Putting aside the technical legalities of copyright law discussed above, media coverage of AI suggests that artists are entitled in some moral sense for their contribution to the training of generative AI systems. Even if these systems were at some point in the future to become profitable, the contribution of any one work to the system as a whole would be miniscule. The vast majority of the enormous amount of content in the datasets from which LLMs are derived is harvested from open sites such as Wikipedia. The marginal contribution of an individual work in the set of works by authors who object to ingestion by AI systems is a small fraction of a small fraction. (Moreover, if multiple works contained similar information, as is often the case, determining the true origin of the information is impossible.) The relationship between a single input and a single output is completely attenuated and indiscernible. Given these logistical challenges, most of the money collected by a collective rights organization would be spent on overhead and little, if any, would go to individual authors. 

8. In other countries, artists are compensated when their works are ingested into generative AI systems.

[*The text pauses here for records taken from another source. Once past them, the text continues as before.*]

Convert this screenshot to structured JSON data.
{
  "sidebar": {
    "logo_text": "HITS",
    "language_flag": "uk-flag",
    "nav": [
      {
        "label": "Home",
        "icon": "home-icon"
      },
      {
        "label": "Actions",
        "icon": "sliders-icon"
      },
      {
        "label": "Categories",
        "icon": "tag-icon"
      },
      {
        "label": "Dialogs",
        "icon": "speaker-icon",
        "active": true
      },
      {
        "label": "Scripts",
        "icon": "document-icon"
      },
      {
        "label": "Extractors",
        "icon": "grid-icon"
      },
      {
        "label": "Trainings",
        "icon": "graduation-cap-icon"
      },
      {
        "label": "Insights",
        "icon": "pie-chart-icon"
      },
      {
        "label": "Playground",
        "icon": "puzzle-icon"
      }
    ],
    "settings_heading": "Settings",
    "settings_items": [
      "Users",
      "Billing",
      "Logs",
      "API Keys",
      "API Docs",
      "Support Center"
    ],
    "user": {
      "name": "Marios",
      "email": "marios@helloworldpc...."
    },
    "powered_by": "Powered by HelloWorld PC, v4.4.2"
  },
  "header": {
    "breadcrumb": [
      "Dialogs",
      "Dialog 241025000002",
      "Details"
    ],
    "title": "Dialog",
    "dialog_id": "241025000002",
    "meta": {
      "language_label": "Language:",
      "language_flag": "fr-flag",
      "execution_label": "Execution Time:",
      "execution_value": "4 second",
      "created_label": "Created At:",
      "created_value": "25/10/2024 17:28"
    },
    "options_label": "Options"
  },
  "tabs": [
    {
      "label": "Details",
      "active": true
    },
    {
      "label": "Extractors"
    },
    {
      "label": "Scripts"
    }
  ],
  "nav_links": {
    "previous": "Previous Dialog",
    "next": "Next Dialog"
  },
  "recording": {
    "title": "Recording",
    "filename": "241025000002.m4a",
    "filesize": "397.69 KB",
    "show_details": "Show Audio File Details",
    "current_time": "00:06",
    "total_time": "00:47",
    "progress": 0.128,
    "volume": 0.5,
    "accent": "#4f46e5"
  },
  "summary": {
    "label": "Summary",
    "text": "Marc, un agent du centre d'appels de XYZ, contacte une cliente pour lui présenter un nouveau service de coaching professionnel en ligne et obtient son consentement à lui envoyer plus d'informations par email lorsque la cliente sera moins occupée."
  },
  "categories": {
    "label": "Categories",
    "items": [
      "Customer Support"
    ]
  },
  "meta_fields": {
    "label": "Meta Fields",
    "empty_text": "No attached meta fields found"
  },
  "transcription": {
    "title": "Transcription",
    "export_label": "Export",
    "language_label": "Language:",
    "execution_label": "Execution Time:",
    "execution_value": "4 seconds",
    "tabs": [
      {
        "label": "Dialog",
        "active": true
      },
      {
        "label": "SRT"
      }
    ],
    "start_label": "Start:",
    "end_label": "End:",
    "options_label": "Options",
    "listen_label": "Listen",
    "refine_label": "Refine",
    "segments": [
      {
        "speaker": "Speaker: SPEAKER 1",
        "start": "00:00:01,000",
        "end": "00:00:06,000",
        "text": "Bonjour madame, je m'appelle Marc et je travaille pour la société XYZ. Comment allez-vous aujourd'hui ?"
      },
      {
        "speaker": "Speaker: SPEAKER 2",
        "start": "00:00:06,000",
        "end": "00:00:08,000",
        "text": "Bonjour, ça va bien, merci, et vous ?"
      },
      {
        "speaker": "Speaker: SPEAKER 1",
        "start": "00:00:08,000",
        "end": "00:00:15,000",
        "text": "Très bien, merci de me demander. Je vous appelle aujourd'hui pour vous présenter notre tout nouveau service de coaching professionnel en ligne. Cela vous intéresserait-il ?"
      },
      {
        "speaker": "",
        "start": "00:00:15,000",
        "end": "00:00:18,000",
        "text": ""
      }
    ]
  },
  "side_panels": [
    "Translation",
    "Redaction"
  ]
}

Various jurisdictions around the world are beginning to address the copyright issues relating to AI. Japan and Singapore have enacted specific AI exceptions that do not require compensation. The Israeli Ministry of Justice issued an opinion that its fair use provision, modeled on the U.S. fair use doctrine, permits the training of AI systems without compensation. The EU recently adopted a directive that established two exceptions for text and data mining (TDM). TDM for scientific research is permitted without compensation. TDM for all other uses is permitted subject to an express opt-out by the copyright owner. In other words, unless a copyright owner expressly prohibits the ingestion of her works, the AI system may ingest it. The opt-out must occur in an appropriate manner, such as machine-readable means in the case of material that is publicly made available online. The machine-readable means could be the robot exclusion protocol described above. In short, in no jurisdiction are artists compensated for ingestion unless they exercise affirmative means of preventing the ingestion.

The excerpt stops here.